"Here, we are comfortable," Mohammed Ismail told an Associated Press reporter Wednesday from Abu Shouk, a squalid refugee camp in northern Darfur. In Sudan, comfort is a relative term.

"We have food, we have oil."

For Mr. Ismail, who walked 125 miles to the camp, there is some comfort to be found in a monthly allotment of U.S.-provided wheat, cooking oil from Denmark and local salt.

It is better, no doubt, than being manacled and set on fire.

The United Nations has called the 19-month conflict in Darfur the worst humanitarian crisis in the world today. This spiraling atrocity began when black Sudanese rebels revolted, accusing the government of neglecting the people of Darfur in favor of the country's Arabs. In response, the government empowered the Janjaweed, an Arab militia, to rape, pillage and murder the rebellion into submission.

According to aid workers, during the peak of violence last month, 1,000 people were dying each day in Darfur.

Mr. Ismail and 1.4 million other black Africans have escaped from the flaming cinders of their huts to 147 camps across Darfur, a region as large as France. And about 180,000 refugees have passed into neighboring Chad.

In July, when Congress overwhelmingly passed a resolution calling the atrocities in Sudan "genocide" and demanding immediate recourse via international intervention, senior officials in Khartoum, the nation's capital, were so flabbergasted they turned off their cell phones for an hour to craft a response. The Sudanese government accused Republicans-in spite of the vote's widespread bipartisan support-of passing the resolution in order to woo black American voters.

Khartoum's deception extends to the present. Today marks the U.N. Security Council's deadline demanding that Sudan stop its campaign of ethnic cleansing or face diplomatic and economic sanctions. But African Union observers and the U.N.'s own envoys reported as late as Thursday that the killing continues.

The government promised to set up "safe zones"-secured areas where as many as a million displaced black Sudanese could seek refuge from the Janjaweed. The only problem is that Khartoum recruited Janjaweed members to serve as guards for these areas. And to demonstrate an official crackdown on this terribly versatile militia, officials emptied a few prison cells of petty criminals and paraded them around as militants.

The shame of such chicanery is coupled with the harsh reality that what little Sudan has done may be enough to ward off more serious international intervention.

When U.N. Resolution 1556 was approved, the explicit reference to sanctions was dropped at the urging of Russia, China, Algeria and Pakistan for a promise to "consider further action." Two of the countries responsible for watering down the Security Council's words-Russia and China-wield vetoes that could render further action by the U.N. largely ineffectual. All four of these countries have poor human rights records and, therefore, an interest in preserving state sovereignty even in cases of obvious humanitarian need. They are wary of creating a precedent that could mean reprisals for their own future misdeeds.

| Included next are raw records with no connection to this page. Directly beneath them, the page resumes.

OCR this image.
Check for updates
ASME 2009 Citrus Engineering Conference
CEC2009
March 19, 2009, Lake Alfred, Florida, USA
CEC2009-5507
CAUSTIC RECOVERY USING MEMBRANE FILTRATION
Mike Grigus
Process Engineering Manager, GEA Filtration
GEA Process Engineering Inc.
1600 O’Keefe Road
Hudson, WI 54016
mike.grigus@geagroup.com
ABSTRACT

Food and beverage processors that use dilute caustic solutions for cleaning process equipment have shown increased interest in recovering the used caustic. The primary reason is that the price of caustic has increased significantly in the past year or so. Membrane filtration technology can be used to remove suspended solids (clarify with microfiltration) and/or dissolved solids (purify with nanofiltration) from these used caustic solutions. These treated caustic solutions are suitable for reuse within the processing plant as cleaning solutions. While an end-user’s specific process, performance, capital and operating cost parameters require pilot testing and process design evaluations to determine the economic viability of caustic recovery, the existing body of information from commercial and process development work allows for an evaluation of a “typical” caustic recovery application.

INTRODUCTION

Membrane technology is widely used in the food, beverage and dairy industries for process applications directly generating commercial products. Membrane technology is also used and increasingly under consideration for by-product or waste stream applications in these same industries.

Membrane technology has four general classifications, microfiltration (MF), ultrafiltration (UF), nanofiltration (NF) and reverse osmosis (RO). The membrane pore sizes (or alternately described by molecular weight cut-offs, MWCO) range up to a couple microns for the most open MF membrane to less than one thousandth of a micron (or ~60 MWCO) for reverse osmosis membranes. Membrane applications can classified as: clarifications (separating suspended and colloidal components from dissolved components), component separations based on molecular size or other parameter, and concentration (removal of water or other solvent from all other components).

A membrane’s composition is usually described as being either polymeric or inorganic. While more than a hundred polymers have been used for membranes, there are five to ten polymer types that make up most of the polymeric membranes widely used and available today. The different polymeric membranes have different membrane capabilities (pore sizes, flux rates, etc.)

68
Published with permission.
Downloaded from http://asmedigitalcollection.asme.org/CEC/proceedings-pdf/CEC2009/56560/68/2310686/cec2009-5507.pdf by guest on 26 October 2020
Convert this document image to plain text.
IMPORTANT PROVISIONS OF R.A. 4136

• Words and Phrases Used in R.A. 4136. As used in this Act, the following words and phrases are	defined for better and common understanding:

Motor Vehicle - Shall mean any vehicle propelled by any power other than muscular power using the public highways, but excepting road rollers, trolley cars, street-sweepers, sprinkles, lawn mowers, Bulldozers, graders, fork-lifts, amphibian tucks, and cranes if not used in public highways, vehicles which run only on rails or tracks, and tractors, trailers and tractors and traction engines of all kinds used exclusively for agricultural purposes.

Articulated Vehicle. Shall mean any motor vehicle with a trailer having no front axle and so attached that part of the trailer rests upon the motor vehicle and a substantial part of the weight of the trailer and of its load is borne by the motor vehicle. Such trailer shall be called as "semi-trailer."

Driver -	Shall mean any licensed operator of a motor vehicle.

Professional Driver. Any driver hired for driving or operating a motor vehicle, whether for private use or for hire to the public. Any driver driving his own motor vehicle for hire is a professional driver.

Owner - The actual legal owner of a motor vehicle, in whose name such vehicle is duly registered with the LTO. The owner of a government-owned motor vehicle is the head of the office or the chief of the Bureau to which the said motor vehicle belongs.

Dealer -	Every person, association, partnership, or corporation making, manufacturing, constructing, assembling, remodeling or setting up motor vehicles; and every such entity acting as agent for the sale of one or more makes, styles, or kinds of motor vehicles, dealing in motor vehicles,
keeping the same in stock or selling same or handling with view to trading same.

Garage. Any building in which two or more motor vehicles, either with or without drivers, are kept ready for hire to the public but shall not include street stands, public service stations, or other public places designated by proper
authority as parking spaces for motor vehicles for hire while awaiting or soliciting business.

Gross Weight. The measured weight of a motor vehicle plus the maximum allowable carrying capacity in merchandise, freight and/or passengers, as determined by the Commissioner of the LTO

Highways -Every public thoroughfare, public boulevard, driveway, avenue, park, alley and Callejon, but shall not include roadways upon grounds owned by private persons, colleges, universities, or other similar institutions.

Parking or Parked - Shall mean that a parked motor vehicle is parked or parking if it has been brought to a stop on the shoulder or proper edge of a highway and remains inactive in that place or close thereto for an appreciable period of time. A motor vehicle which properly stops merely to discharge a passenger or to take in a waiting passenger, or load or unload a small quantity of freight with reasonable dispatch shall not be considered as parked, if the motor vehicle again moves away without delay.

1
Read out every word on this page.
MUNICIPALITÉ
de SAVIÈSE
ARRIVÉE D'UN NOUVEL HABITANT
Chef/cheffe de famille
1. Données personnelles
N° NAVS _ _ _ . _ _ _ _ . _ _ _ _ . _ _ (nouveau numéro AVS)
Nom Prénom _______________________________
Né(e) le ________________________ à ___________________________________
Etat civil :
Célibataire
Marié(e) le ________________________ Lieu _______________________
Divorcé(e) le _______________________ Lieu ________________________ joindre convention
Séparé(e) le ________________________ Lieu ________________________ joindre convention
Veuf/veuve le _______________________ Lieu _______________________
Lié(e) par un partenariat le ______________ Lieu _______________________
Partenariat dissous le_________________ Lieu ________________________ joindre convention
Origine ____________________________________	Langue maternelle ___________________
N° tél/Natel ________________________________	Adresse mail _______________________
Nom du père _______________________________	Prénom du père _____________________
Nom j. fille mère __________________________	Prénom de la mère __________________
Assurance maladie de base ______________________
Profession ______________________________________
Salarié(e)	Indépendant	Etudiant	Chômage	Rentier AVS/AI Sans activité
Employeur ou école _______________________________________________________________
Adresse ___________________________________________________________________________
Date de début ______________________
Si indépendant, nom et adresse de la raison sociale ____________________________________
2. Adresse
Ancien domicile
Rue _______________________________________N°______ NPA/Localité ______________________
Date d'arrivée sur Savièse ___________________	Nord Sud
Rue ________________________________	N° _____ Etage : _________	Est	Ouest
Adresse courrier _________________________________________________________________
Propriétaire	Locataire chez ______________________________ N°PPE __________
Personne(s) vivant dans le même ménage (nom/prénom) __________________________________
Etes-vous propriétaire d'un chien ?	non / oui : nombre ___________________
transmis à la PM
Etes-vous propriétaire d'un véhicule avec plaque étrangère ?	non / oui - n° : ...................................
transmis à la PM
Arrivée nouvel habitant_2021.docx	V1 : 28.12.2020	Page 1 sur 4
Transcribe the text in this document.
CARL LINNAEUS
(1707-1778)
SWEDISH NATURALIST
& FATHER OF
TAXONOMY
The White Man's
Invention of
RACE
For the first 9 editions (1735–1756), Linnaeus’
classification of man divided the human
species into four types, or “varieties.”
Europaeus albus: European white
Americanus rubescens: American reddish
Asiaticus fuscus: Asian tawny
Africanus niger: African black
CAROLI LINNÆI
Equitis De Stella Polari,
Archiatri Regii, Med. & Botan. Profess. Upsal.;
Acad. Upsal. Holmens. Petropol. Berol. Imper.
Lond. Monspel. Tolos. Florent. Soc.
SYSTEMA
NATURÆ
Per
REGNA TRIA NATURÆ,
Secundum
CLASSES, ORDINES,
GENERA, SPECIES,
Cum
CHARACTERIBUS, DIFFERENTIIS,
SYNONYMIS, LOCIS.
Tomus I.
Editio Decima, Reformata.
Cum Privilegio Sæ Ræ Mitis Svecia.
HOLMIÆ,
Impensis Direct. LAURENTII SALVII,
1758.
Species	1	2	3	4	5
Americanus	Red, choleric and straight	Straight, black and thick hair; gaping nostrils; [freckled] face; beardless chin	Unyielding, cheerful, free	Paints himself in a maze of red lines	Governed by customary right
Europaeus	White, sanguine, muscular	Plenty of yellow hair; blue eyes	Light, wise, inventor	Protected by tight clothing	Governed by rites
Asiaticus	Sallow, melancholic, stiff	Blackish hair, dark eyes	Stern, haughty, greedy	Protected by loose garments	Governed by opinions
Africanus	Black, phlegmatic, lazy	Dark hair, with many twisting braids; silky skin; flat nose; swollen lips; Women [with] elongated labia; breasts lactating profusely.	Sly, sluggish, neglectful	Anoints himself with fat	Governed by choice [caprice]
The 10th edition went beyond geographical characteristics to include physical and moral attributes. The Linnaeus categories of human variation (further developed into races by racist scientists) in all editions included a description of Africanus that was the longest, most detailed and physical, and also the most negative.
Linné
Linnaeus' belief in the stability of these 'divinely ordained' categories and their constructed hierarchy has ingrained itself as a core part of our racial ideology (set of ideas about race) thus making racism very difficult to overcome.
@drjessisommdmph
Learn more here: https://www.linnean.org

The continuing strife in Iraq makes mustering support and sympathy for international intervention particularly difficult. The media-it has been exactly 10 years since the genocide in Rwanda was eclipsed in daily news bulletins by a figure skater's bloodlust-has done an admirable job in exposing what is happening in Darfur with front-page features demanding compassion.

But with America's sights set squarely on the Middle East, it seems that emotion is in short supply. Here on campus, the University's affinity with Israel in many cases only narrows such tunnel vision.

Africa, in particular, has always suffered from our irresolute affection. Most Americans can avoid caring as easily as they do a Sally Struthers commercial, the kind that calls for compassion by serving up an image that has itself become a sub-genre of photojournalism-"The Suffering African."

And so, we change the channel.

That we can be repulsed by such images rather than propelled by them toward action is not something for which we should atone. But it is something to question. And it is a question that warrants pause this week, as Sudan's resolve to comply and the world's resolve to act are decided in peace conferences in Abuja, Nigeria and at U.N. headquarters in New York.

But it may be difficult to zoom out from the tumult of move-in week, cross an ocean and move over a continent we may think of as little more than the slingshot for summertime hurricanes. To move eastward and stop before we reach its horn, in Sudan, and look farther. To picture Mr. Ismail trudging down seasonal riverbeds, through red-rock mountains, over sloping gravel ridges and the Sahara Desert with his wife, two children and seven grandchildren trailing behind toward some unknown destination.